A spherical snowball is placed in the sun. The snowball melts so that it's surface area
decreases at a rate of 2 cm2
/min. Find the rate at which the diameter decreases when the
diameter is 8 cm.
A = πd^2
dA/dt = 2πd dd/dt
Now plug in your numbers and solve for dd/dt
To find the rate at which the diameter decreases when the diameter is 8 cm, we need to use related rates.
Let's start by writing down what we know:
Given: The surface area of the snowball is decreasing at a rate of 2 cm^2/min.
We need to find: The rate at which the diameter decreases (dD/dt) when the diameter is 8 cm.
To solve this problem, we'll use the formula for the surface area of a sphere:
Surface Area (A) = 4πr^2
Where r is the radius of the sphere.
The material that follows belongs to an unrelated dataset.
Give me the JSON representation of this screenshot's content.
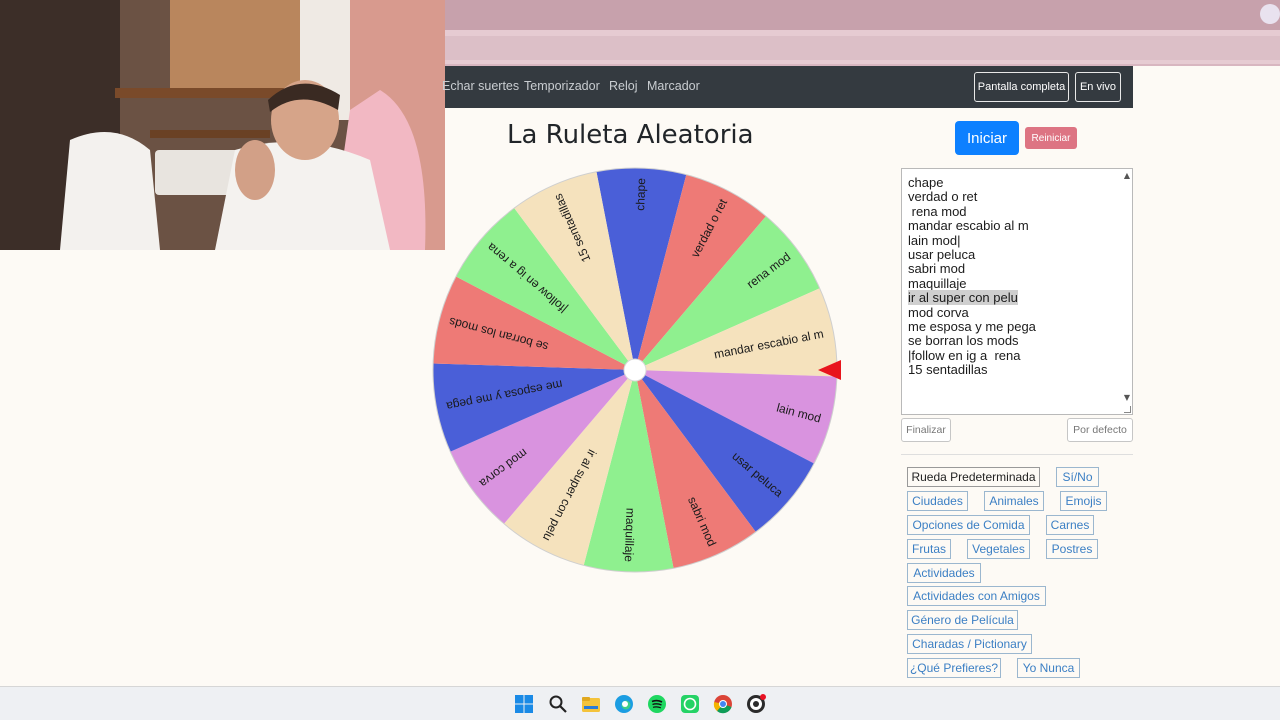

Since we have the diameter, we can conclude that the radius (r) is half the diameter (r = D/2).
Differentiating both sides of the equation with respect to time (t) using the chain rule, we get:
dA/dt = 8πr * dr/dt
Now we can substitute the given rate of change of the surface area (dA/dt = -2 cm^2/min) and the given diameter (D = 8 cm) into the equation:
-2 = 8π(8/2) * dD/dt
Simplifying the equation:
-2 = 8π(4) * dD/dt
-2 = 32π * dD/dt
Now, we can solve for dD/dt, which represents the rate at which the diameter decreases:
dD/dt = -2 / (32π)
dD/dt = -1 / (16π) cm/min
So, the rate at which the diameter decreases when the diameter is 8 cm is -1 / (16π) cm/min.